Non fu facile per Neon che, pochissimi anni dopo la sua nascita, dovette scontrarsi presto con le ripercussioni della pandemia. Un contraccolpo che arrivò sulla scia del successo di Parasite di Bong Joon-ho, più alto incasso della Neon che portò la settima opera dell’autore coreano a vincere gli Oscar, segnando due traguardi. La pellicola è infatti la prima opera in lingua non inglese a ricevere la statuetta come miglior film. In più è stato il primo dei cinque titoli di Neon a vincere la Palma d’oro a Cannes, seguito subito da Titane (2021), Triangle of Sadness (2022), Anatomia di una caduta (2023) e Anora (2024) – un altro record: sono solo quattro i film che, dopo la Palma d’oro, hanno anche vinto l’Oscar e due sono proprio della casa di distribuzione. L’espansione capillare e l’interesse per un’opera come Parasite negli USA normalizzò l’idea che i contenuti in lingua non inglese avrebbero potuto trovare accoglienza da parte di un largo pubblico – e il successivo fenomeno seriale Squid Game non avrebbe potuto forse camminare sulle proprie gambe se non ci fosse stato il lavoro di Bong Joon-ho a spianargli la strada. La stessa che, come altre, il Covid-19 mise in crisi, sebbene alcuni risultati stagnanti si registrassero già prima dei lockdown con l’inizio della chiusura definitiva delle piccole sale, molte capitolate e finite in bancarotta. Fu con Palm Spings del 2020 che Neon riuscì a riconquistare alcune soddisfazioni, soprattutto in virtù del contratto stipulato fin dal 2017 con la piattaforma streaming di Hulu – perché, nonostante l’avversione per le piattaforme, è impossibile non considerarle parte del gioco e così la società ha fatto in modo di stringere un contratto conveniente che riservasse però all’inizio del percorso di un film sempre il passaggio e il tempo adeguato in sala.  
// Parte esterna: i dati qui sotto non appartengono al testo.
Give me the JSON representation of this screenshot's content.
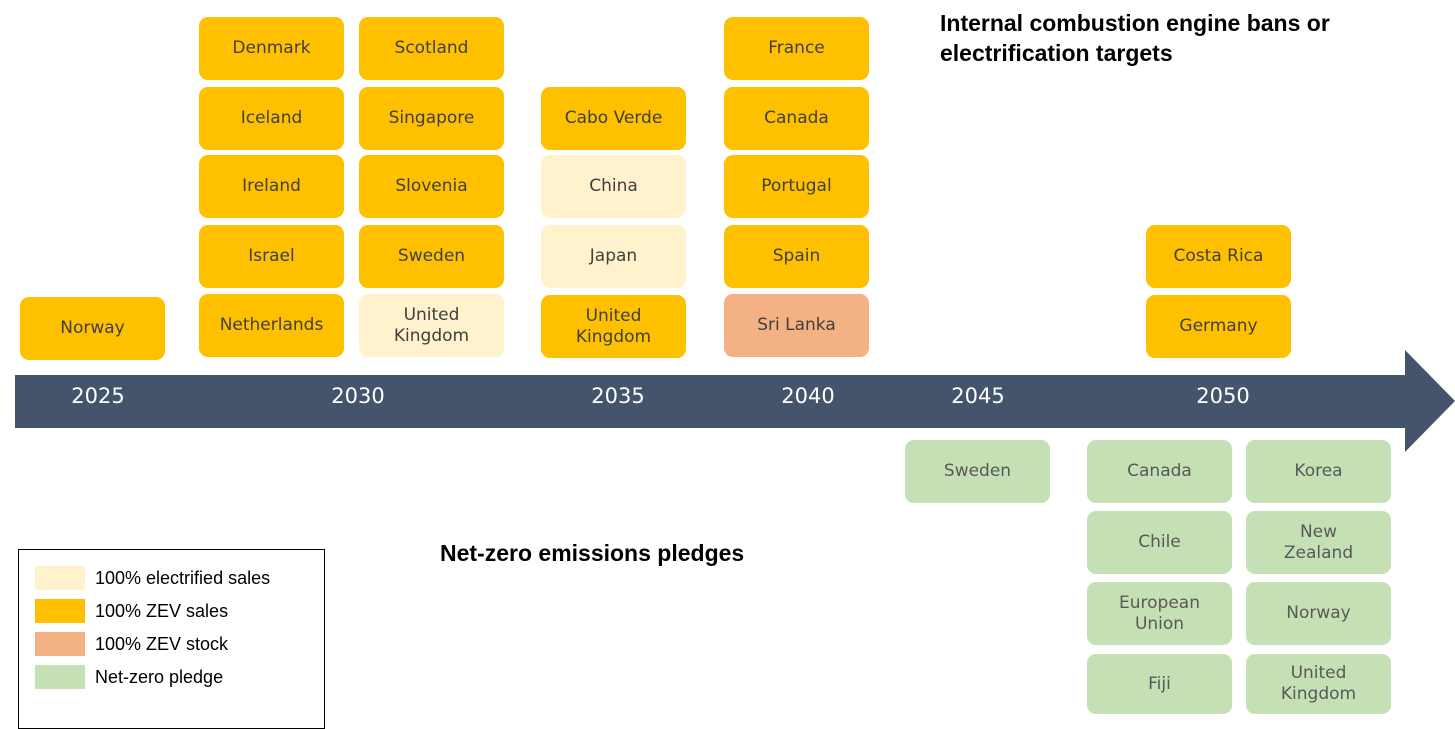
{
  "title": "Internal combustion engine bans or electrification targets",
  "pledges_title": "Net-zero emissions pledges",
  "years": [
    "2025",
    "2030",
    "2035",
    "2040",
    "2045",
    "2050"
  ],
  "legend": [
    {
      "label": "100% electrified sales",
      "color": "#fff2cc",
      "items": [
        "United Kingdom",
        "China",
        "Japan"
      ]
    },
    {
      "label": "100% ZEV sales",
      "color": "#ffc000",
      "items": [
        "Norway",
        "Denmark",
        "Iceland",
        "Ireland",
        "Israel",
        "Netherlands",
        "Scotland",
        "Singapore",
        "Slovenia",
        "Sweden",
        "Cabo Verde",
        "United Kingdom",
        "France",
        "Canada",
        "Portugal",
        "Spain",
        "Costa Rica",
        "Germany"
      ]
    },
    {
      "label": "100% ZEV stock",
      "color": "#f4b183",
      "items": [
        "Sri Lanka"
      ]
    },
    {
      "label": "Net-zero pledge",
      "color": "#c5e0b4",
      "items": [
        "Sweden",
        "Canada",
        "Chile",
        "European Union",
        "Fiji",
        "Korea",
        "New Zealand",
        "Norway",
        "United Kingdom"
      ]
    }
  ]
}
È per questo che ci si domanda quale sarebbe potuto essere il destino di Hit Man – Killer per caso di Richard Linklater se si fosse affidato alle mani di Neon. Seppur in fase di trattativa avanzata, i diritti del film sono poi finiti a Netflix, che ha investito nell’acquisto dell’opera il doppio di quanto offerto dalla casa di distribuzione indipendente. Senza peli sulla lingua, Quinn ha dichiarato a The Hollywood Reporter che se si fosse affidato a Neon, con la giusta campagna promozionale e una parentesi abbastanza prolungata nelle sale cinematografiche, Hit Man sarebbe potuto essere un valido concorrente degli Oscar, mentre è stato fagocitato dal catalogo dello streamer, attirando meno attenzioni del previsto.

Avere un piano preciso ha di fatto favorito molti dei titoli della casa di distribuzione, che vede come fondamentali le pratiche di divisione e indirizzamento dei soldi in quanto realtà indipendente, soprattutto quando un discreto numero di film della Neon non supera nemmeno il traguardo di 1 milione di dollari. Condizione che la costringe a riflettere a fondo su come pianificare una campagna Oscar, e parte della riuscita di una risonanza come quella ricevuta da Anora è anche il lavoro a cui si sono prestati i dipendenti di Neon e i collaboratori del film per fare in modo di presenziare con assiduità durante la stagione dei premi per non farsi mai dimenticare né dai papabili votanti degli Academy, né dal pubblico, stabilendo una comunicazione costante con tanto di merchandising dedicato. I risultati sono evidenti e la celebrazione del cinema indipendente agli Oscar 2025 e l’importanza di un interlocutore che creda ancora nella potenza dei film e nel loro poter raggiungere quanto più pubblico (se ben guidato) è la dimostrazione che, anche nei momenti in cui tutto sembra più buio, ci sarà sempre la luce di un proiettore in una sala cinematografica, pronto a mostrarci la via.